Some people may need a specific type of eye muscle surgery, known as superior oblique tendon surgery, sometimes accompanied by another procedure called ipsilateral inferior oblique surgery, to alleviate or even erase their symptoms.
Last of all, a small number of patients whose symptoms are particularly stubborn and impossible to resolve by normal means should consider an operation performed on the brain called neurosurgical decompression surgery. This is a major operation and not without risks, but so far, it has proven to be quite effective.

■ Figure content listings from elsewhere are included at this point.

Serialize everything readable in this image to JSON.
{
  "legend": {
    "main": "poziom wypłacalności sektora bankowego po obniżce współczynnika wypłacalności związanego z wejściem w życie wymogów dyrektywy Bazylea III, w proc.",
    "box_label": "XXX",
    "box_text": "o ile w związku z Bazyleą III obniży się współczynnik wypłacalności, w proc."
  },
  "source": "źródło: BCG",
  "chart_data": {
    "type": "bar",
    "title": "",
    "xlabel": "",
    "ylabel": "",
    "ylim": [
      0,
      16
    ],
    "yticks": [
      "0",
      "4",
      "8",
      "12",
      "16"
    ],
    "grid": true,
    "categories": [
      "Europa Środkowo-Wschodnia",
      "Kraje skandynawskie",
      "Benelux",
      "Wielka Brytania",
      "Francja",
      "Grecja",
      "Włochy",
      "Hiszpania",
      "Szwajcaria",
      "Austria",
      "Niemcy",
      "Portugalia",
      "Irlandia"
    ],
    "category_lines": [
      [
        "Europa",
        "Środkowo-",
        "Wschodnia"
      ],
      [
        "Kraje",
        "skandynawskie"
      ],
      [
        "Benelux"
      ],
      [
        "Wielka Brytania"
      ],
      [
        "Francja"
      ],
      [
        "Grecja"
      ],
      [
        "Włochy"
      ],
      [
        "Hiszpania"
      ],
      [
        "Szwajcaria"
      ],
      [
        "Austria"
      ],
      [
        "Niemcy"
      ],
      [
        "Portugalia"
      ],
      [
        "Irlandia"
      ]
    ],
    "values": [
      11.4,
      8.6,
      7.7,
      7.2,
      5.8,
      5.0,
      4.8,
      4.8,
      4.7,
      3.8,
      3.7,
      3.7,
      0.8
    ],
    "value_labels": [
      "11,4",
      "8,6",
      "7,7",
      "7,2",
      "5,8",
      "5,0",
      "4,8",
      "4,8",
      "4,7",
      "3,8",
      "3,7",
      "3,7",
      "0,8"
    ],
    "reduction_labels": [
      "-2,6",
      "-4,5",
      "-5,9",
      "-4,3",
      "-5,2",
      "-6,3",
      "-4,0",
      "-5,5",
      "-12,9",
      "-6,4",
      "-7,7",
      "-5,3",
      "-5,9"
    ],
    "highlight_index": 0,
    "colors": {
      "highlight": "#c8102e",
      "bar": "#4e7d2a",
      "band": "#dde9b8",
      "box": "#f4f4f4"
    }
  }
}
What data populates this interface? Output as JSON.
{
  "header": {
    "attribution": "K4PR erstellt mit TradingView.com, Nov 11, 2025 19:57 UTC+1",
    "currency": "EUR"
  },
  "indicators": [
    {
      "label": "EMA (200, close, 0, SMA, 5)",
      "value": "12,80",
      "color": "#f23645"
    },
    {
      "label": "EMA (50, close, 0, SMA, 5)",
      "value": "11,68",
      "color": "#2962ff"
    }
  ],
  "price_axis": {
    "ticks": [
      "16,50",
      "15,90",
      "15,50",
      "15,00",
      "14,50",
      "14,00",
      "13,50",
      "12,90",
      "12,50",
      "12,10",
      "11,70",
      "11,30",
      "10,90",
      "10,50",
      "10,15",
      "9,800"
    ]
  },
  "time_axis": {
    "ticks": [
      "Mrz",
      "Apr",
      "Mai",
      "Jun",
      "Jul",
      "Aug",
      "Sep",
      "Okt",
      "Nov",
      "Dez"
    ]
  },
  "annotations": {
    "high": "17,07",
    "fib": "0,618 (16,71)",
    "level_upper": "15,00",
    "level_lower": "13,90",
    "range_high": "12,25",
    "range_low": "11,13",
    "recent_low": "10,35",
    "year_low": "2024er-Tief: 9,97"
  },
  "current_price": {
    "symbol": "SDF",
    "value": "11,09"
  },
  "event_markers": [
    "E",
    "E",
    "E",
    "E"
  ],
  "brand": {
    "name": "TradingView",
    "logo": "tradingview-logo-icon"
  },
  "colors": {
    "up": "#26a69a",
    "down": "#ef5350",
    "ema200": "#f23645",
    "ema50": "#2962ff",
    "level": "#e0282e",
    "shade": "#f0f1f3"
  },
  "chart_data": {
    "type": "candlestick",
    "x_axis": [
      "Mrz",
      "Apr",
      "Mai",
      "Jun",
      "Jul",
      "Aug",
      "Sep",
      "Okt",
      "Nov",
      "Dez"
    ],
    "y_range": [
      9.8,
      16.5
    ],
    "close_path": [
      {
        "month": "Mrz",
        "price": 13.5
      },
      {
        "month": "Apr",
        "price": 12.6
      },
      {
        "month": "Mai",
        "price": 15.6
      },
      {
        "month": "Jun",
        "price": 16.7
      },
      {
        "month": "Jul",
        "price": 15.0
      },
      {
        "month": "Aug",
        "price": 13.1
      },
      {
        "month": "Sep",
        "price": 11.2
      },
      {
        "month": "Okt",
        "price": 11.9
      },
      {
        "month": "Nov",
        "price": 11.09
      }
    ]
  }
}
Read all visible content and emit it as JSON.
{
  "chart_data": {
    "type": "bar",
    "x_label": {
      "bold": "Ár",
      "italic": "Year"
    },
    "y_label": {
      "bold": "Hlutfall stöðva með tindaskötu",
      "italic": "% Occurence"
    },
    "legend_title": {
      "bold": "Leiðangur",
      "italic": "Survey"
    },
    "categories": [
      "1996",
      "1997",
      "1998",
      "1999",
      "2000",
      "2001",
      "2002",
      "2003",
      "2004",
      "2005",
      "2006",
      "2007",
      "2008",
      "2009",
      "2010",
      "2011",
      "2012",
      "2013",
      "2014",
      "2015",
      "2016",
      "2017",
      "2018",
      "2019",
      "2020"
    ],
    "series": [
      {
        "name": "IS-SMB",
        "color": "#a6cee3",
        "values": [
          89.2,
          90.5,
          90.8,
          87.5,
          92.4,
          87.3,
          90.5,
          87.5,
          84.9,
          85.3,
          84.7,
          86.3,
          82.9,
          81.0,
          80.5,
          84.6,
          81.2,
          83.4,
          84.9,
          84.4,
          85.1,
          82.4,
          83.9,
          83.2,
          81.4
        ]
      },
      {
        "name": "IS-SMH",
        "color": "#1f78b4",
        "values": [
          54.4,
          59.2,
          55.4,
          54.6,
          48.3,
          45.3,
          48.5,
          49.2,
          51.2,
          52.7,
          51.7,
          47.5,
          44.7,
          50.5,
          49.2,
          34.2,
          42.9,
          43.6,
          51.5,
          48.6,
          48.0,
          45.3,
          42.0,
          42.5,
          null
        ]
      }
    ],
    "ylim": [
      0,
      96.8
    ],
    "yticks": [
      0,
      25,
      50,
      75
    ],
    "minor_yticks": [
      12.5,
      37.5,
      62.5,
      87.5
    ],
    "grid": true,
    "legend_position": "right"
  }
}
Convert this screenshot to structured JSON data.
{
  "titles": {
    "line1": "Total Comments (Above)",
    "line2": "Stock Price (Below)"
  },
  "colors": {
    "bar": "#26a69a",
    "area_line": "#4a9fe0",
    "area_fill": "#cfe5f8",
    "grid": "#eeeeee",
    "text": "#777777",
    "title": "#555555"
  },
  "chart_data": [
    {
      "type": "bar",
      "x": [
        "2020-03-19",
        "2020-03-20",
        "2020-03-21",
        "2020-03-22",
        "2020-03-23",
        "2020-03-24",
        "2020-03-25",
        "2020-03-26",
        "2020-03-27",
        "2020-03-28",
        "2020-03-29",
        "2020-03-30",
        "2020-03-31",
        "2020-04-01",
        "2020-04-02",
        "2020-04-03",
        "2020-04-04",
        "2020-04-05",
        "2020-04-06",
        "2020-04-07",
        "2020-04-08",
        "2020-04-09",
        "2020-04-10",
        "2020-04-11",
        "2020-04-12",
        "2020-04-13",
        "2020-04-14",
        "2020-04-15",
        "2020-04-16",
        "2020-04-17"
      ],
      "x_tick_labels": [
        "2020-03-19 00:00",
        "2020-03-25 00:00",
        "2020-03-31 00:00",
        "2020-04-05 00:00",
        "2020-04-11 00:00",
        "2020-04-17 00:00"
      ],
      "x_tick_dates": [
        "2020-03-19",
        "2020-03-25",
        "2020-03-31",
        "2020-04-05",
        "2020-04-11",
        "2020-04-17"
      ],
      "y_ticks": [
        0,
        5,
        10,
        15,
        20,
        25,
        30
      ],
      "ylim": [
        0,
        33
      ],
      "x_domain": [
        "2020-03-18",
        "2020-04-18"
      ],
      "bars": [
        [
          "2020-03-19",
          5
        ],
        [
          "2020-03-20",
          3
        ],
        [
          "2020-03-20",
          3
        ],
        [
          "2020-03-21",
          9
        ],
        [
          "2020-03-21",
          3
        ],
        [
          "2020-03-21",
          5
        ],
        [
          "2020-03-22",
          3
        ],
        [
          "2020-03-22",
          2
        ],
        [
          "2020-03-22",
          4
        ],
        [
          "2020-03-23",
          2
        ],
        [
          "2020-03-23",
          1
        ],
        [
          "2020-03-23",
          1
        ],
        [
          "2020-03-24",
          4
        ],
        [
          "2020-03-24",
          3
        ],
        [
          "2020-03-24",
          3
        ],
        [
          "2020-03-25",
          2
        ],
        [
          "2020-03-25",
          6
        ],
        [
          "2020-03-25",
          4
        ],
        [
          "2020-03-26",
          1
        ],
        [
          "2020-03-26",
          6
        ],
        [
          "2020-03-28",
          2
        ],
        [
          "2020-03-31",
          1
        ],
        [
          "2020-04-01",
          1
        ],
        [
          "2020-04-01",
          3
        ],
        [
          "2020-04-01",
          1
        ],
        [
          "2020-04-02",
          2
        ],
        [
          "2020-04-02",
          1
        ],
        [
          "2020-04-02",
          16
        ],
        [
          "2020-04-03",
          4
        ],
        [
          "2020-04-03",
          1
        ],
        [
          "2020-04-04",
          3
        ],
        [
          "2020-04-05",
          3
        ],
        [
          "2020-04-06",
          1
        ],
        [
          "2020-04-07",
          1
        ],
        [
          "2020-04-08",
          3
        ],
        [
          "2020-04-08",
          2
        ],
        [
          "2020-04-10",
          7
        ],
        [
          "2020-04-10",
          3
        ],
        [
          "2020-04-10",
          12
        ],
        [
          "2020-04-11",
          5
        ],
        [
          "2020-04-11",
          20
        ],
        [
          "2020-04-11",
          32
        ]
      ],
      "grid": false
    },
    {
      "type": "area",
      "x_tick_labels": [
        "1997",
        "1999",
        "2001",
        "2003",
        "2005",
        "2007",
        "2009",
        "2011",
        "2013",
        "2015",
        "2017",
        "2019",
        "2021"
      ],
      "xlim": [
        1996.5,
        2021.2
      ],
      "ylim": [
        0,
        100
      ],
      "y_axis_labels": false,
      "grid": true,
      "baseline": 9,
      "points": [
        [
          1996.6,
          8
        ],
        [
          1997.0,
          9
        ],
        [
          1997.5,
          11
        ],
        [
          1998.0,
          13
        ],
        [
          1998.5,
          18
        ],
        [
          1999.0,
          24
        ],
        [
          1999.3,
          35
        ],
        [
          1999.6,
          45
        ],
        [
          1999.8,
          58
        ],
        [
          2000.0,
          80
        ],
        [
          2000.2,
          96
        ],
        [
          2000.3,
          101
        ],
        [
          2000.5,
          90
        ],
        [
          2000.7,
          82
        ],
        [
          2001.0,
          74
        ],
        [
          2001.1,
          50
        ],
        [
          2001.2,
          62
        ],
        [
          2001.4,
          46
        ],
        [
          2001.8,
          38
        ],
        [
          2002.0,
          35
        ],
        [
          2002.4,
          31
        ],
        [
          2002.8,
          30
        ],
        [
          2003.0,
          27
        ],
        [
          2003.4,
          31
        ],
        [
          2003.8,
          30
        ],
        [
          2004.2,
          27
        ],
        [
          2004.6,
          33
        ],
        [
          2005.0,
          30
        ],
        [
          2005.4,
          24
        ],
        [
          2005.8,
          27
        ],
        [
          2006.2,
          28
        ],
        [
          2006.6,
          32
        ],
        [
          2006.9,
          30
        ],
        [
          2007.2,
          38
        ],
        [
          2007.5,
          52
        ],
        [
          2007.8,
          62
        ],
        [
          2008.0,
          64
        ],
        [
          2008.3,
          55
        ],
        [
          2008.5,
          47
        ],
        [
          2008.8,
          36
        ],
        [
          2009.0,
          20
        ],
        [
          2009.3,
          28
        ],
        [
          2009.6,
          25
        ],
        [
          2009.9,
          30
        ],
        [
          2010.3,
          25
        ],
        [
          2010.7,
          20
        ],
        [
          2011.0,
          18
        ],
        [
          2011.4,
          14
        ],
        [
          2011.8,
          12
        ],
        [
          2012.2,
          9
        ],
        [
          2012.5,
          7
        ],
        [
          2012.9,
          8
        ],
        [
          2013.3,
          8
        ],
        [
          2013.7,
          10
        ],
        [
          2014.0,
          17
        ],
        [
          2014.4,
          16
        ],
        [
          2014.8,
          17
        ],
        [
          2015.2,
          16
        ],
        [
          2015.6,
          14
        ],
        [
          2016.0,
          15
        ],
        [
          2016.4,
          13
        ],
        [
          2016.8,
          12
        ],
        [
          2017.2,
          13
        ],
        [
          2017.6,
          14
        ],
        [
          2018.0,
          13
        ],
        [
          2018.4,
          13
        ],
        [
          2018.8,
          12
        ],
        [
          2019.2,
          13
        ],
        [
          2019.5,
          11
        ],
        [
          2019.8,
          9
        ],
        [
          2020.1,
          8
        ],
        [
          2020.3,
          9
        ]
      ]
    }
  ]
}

Possible Complications When Diagnosed with Superior Oblique Myokymia
Patients who have a surgical procedure to weaken the superior oblique tendon often experience double vision. Over one third typically have this issue. These patients may require another surgery on the external muscles of the eye to correct the double vision, or they may need to use prismatic glasses. It’s hard to evaluate the complications of neurosurgical procedures, like neurovascular compression, simply because it has been performed on very few patients so far. However, we know that half of these patients develop a condition called fourth nerve palsy after surgery. This condition usually improves on its own over a period of weeks or months. You should be aware that all types of neurosurgical procedures come with certain risks, including potential health problems and even death.
Common Complications:
- Double vision
- Need for further eye muscle surgery
- Need for prismatic glasses
- Fourth nerve palsy
- Potential health problems from neurosurgery
- Death
Preventing Superior Oblique Myokymia
It’s crucial to inform patients about a condition known as superior oblique myokymia. In most instances, there’s no hidden condition causing this, so there’s no need for treatment. Superior oblique myokymia involves minor, repetitive contraction of the superior oblique muscle, a small muscle in the eye. Very seldom, it can be caused by tumors in the brainstem or cerebellopontine angle, areas in the lower part of the brain.
Patients experiencing minor symptoms typically do not require any medical or surgical interventions. However, for those troubled by more severe symptoms, their treatment will follow the suggested course of action discussed above. It’s essential for the patient to consult with their doctor to determine the best course of treatment based on their specific symptoms and health profile.